Tennis Channel has bid adieu to the French Open for another year, but it returns to the rest of its expansive schedule with fond Nielsen memories. Now in its ninth year as the primary U.S. rightsholder for the clay-court Grand Slam, the network logged new ratings marks for live and full-tourney coverage, highlighted by its best-ever total-day tally.

Its live tournament coverage notched a 0.72 coverage-area rating, a 33% jump from 2014’s 0.54, translating into 175,000 households in Nielsen’s 56 metered markets, the best in its history from Roland Garros. From a total-day perspective (6 a.m.-3 a.m.), the presentation May 24-June 7 also grew 33%, to a 0.36 from 0.27 last year.

The improvement accords with Chairman/CEO Ken Solomon’s remarks in a recent interview in which he said fans have grown accustomed to the network’s broad coverage from the City of Light and that viewers would be on board from the start of the tourney.

The total-day delivery was boosted by the results of Monday June 1, when Tennis posted a 0.56 coverage-area rating, with the 993,000 unduplicated homes in the metered markets now standing as the greatest household tune-in in the network’s history. The 5½-hour live-coverage window that day featured world No. 1 Serena Williams taking the measure of fellow American Sloane Stephens and the four-set battle between the U.S.’s Jack Sock and nine-time French Open champion Rafael Nadal.

Results also were solid for nightly interview and recap show French Open Tonight, which averaged a 0.41, up 32% from 0.31 the prior year.

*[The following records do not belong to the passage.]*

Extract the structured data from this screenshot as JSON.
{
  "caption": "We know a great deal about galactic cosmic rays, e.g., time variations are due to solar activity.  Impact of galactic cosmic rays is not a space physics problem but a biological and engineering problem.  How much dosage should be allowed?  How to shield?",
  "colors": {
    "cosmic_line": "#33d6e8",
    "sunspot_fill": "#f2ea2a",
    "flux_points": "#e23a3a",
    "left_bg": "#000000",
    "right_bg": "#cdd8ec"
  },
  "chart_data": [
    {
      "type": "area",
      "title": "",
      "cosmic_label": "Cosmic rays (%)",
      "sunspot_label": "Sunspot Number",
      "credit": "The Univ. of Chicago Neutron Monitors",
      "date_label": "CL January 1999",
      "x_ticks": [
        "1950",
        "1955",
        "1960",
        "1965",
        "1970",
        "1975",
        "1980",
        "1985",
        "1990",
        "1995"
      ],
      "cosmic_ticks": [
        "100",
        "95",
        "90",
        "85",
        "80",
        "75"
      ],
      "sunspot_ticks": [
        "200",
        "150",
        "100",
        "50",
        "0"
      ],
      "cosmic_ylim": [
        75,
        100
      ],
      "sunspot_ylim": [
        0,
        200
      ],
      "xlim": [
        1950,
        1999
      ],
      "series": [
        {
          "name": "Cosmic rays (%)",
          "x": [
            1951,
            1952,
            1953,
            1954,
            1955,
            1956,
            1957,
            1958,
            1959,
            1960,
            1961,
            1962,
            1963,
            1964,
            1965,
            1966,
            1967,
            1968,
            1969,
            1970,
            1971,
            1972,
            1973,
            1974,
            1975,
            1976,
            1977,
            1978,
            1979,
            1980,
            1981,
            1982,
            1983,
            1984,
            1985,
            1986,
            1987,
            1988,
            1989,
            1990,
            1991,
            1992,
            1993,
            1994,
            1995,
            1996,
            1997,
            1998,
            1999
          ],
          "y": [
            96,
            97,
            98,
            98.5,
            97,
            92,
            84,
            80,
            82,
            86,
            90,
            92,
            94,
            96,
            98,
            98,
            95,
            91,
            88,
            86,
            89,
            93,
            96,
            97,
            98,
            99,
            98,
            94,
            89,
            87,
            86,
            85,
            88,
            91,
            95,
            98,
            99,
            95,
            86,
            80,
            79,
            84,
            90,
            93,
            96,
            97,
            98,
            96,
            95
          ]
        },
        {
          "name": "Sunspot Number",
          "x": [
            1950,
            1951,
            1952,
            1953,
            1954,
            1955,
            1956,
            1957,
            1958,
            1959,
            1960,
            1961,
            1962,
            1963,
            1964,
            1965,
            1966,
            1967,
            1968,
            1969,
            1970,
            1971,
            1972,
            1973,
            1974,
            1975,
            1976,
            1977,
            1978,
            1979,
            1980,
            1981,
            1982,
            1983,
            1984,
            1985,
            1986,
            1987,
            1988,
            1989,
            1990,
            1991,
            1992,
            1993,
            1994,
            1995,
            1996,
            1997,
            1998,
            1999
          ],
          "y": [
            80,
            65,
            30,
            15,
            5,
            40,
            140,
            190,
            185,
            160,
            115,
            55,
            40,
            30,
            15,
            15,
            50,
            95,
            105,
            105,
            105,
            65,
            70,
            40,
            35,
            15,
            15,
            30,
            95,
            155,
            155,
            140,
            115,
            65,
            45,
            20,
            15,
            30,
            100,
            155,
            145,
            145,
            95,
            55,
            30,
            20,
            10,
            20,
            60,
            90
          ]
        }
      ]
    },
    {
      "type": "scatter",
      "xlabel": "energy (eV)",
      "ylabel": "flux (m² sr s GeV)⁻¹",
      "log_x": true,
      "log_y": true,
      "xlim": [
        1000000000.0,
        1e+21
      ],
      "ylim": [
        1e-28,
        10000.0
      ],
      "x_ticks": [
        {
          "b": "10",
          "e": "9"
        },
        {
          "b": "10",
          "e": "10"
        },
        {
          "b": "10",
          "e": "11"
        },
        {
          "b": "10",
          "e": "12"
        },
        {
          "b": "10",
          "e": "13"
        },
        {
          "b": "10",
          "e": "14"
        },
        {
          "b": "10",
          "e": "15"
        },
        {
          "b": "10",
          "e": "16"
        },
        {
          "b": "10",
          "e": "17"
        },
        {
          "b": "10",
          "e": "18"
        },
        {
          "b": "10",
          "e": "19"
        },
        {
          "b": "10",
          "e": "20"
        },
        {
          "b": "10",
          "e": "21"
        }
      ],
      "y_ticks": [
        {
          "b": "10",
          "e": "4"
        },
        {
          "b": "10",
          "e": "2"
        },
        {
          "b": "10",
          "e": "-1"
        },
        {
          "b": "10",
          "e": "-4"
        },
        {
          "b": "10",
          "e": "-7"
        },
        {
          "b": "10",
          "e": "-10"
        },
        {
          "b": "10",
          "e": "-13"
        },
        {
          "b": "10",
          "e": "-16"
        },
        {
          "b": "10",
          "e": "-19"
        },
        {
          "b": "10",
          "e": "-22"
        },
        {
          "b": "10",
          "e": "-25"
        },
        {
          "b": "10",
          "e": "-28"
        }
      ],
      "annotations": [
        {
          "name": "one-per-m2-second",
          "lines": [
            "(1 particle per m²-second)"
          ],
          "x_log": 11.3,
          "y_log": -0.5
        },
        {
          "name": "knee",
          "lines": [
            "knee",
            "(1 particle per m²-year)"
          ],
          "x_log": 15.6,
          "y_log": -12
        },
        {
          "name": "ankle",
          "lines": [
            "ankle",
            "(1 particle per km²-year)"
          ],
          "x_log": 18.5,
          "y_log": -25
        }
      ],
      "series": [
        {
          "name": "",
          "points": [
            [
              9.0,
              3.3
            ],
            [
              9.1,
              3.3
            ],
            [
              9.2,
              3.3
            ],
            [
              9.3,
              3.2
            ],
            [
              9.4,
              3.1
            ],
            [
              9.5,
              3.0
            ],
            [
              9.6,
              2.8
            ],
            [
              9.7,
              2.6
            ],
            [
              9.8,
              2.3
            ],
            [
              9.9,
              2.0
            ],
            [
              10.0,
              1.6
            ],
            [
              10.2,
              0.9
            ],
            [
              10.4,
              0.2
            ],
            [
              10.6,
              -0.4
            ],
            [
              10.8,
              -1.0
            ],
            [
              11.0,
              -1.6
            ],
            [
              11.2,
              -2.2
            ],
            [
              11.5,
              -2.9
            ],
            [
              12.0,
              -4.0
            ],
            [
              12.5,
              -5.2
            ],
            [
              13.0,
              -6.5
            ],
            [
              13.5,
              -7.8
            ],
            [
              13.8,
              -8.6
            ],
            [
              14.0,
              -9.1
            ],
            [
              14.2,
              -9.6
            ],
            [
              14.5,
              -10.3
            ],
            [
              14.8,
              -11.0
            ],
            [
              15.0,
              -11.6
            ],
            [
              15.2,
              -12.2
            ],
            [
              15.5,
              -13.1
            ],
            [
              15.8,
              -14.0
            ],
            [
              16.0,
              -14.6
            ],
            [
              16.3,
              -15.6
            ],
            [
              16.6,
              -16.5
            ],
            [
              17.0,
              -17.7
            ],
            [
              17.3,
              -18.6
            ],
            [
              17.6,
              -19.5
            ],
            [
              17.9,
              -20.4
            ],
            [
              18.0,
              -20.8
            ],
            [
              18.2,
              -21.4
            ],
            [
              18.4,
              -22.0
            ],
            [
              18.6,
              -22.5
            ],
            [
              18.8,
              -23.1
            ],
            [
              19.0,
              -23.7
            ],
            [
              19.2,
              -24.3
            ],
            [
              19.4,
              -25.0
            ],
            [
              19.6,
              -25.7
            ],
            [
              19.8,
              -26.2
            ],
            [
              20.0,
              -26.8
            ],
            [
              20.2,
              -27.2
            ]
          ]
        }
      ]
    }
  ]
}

“Our French Open ratings validate Tennis Channel’s commitment to broadcasting first-match–through–last-match coverage on TV each year for fans,” says Doug Martz, the network’s SVP, advertising sales. ”With each passing year, more fans of our sport come to see Tennis Channel as the always-on, default channel on their television sets, and the numbers we saw this year in Paris — and really so far in 2015 overall —reflect that trend.”

According to network officials, Tennis Channel has seen a 30% increase in household coverage-area rating, to 0.13, through the first 23 weeks of 2015. Top tourneys have been at the heart of the uptick. The network garnered a 31% rise in household coverage-area ratings, to 0.64, with the year’s first major, the Australian Open, and the so-called fifth slams — the men’s and women’s tournaments from Indian Wells and Miami — averaged 0.43 and 0.37, representing respective gains of 59% and 32% over 2014.